4. Human-rights based immigration enforcement
All around the world migrants experience discrimination, violence and other rights violations – at borders, but also in the places where they are building their new lives. These include arbitrary decision making, unlawful profiling, disproportionate interference with the right to privacy, violent and dangerous interception practices, illegal deportations, and prolonged, systematic or arbitrary detention.
We want that:
- Member States put in place procedures that assess the best interests of the child when deciding on their future, before any return decision;
- Member States set up community-based alternatives to detention that actively engage migrants in immigration procedures and forbid detention of children because of their or their parents’ residence status;
- EU funds (AMIF) should be used in all member states to promote the development of case management-based alternatives to detention. Funding should not cover the construction of new detention facilities, and only when necessary it should be employed in the renovation and improvement of the state of the existing ones;
- The proposed recast Return Directive is withdrawn, and all return procedures fully comply with fundamental rights in practice, including the principles of non-refoulement, presumption of liberty, and the best interests of the child;
- The EU regulations establishing a framework for interoperability among EU information systems in the area of justice and home affairs do not infringe privacy and data protection rights, so fundamental rights are not sacrificed for the EU’s security agenda.
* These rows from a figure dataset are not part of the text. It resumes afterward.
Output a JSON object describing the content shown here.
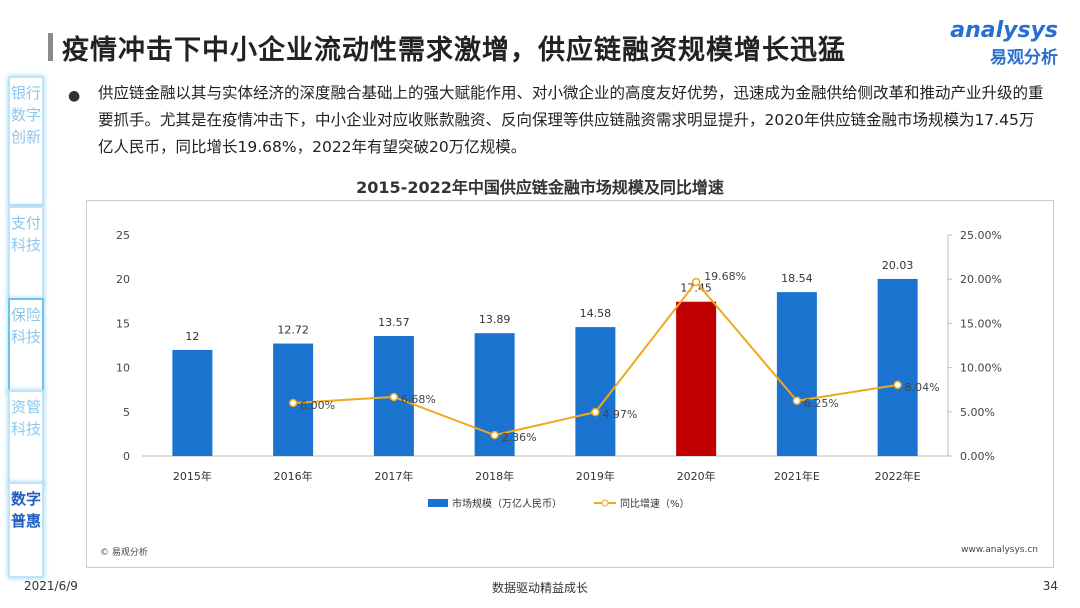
{
  "header": {
    "title": "疫情冲击下中小企业流动性需求激增，供应链融资规模增长迅猛",
    "logo_en": "analysys",
    "logo_cn": "易观分析"
  },
  "sidebar": {
    "items": [
      {
        "label": "银行数字创新"
      },
      {
        "label": "支付科技"
      },
      {
        "label": "保险科技"
      },
      {
        "label": "资管科技"
      },
      {
        "label": "数字普惠"
      }
    ]
  },
  "body": {
    "bullet": "●",
    "paragraph": "供应链金融以其与实体经济的深度融合基础上的强大赋能作用、对小微企业的高度友好优势，迅速成为金融供给侧改革和推动产业升级的重要抓手。尤其是在疫情冲击下，中小企业对应收账款融资、反向保理等供应链融资需求明显提升，2020年供应链金融市场规模为17.45万亿人民币，同比增长19.68%，2022年有望突破20万亿规模。"
  },
  "chart_data": {
    "type": "bar",
    "title": "2015-2022年中国供应链金融市场规模及同比增速",
    "categories": [
      "2015年",
      "2016年",
      "2017年",
      "2018年",
      "2019年",
      "2020年",
      "2021年E",
      "2022年E"
    ],
    "series": [
      {
        "name": "市场规模（万亿人民币）",
        "type": "bar",
        "axis": "left",
        "values": [
          12,
          12.72,
          13.57,
          13.89,
          14.58,
          17.45,
          18.54,
          20.03
        ],
        "labels": [
          "12",
          "12.72",
          "13.57",
          "13.89",
          "14.58",
          "17.45",
          "18.54",
          "20.03"
        ],
        "color": "#1a73cf",
        "highlight_color": "#c00000",
        "highlight_index": 5
      },
      {
        "name": "同比增速（%）",
        "type": "line",
        "axis": "right",
        "values": [
          null,
          6.0,
          6.68,
          2.36,
          4.97,
          19.68,
          6.25,
          8.04
        ],
        "labels": [
          "",
          "6.00%",
          "6.68%",
          "2.36%",
          "4.97%",
          "19.68%",
          "6.25%",
          "8.04%"
        ],
        "color": "#f0a81c"
      }
    ],
    "ylim": [
      0,
      25
    ],
    "yticks": [
      "0",
      "5",
      "10",
      "15",
      "20",
      "25"
    ],
    "y2lim": [
      0,
      25
    ],
    "y2ticks": [
      "0.00%",
      "5.00%",
      "10.00%",
      "15.00%",
      "20.00%",
      "25.00%"
    ],
    "legend": "bottom"
  },
  "footer": {
    "source": "© 易观分析",
    "site": "www.analysys.cn",
    "date": "2021/6/9",
    "slogan": "数据驱动精益成长",
    "page": "34"
  }
}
5. Better action against violence towards undocumented victims
In many countries, people who are undocumented face arrest, detention, and deportation if they approach the police to report violence or abuse. Rather than offering help, authorities frequently deny their right to protection and assistance, and enforce – or threaten to enforce – punitive measures instead.
Women can be particularly vulnerable when they migrate as part of a family unit or to join a partner or spouse. Current ‘family reunification’ or ‘marriage’ visas tend to make the foreign spouse economically and legally dependent on her partner. Women whose right to live in a country depends on this kind of visa may be forced to remain in violent or abusive relationships to retain their status.
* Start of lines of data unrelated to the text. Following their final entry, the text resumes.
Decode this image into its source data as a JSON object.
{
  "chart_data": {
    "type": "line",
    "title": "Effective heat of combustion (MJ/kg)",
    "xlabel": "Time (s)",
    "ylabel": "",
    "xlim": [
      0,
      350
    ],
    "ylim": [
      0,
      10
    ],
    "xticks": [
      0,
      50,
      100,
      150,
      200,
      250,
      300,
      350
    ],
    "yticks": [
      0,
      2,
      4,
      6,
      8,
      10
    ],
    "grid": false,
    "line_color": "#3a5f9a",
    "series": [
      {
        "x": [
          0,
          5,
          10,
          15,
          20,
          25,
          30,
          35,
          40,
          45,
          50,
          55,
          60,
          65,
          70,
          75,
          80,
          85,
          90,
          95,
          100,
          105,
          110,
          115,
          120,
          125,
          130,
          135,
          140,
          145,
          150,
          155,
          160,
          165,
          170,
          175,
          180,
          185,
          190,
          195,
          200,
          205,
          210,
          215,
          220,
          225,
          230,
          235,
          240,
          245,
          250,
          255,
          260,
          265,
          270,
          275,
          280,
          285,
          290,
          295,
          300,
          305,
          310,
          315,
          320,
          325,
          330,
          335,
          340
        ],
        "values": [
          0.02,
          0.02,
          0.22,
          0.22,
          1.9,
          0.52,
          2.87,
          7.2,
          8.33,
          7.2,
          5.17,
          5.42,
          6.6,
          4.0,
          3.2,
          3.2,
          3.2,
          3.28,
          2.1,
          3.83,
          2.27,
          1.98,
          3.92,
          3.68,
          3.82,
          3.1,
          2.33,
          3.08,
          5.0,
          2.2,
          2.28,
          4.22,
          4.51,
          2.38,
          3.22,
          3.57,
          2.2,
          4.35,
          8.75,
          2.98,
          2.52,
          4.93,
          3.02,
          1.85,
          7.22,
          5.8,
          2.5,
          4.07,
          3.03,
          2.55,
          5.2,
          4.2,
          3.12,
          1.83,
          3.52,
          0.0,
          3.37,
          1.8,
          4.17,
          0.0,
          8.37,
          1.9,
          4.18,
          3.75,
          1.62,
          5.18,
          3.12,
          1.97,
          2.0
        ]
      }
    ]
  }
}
- the EU to accede to the Istanbul Convention, the first comprehensive international legal instrument on violence against women;
- the EU Victims’ Directive, which grants minimum rights to victims of crimes, to be fully implemented so that it equally protects undocumented people too.
6. More inclusive social inclusion policies
People in an irregular situation – including children – are often denied access to essential services such as healthcare and education.
They also risk being reported, detained and deported when they do try to access services. For them, the simple act of going to see the doctor can lead to their personal data being shared with immigration authorities, triggering immigration enforcement procedures.
- The EU’s social inclusion policies to address inclusion of all migrants, regardless of status;
- Undocumented people to have access to essential services, including healthcare;
- The EU to implement its commitments to treat all children equally.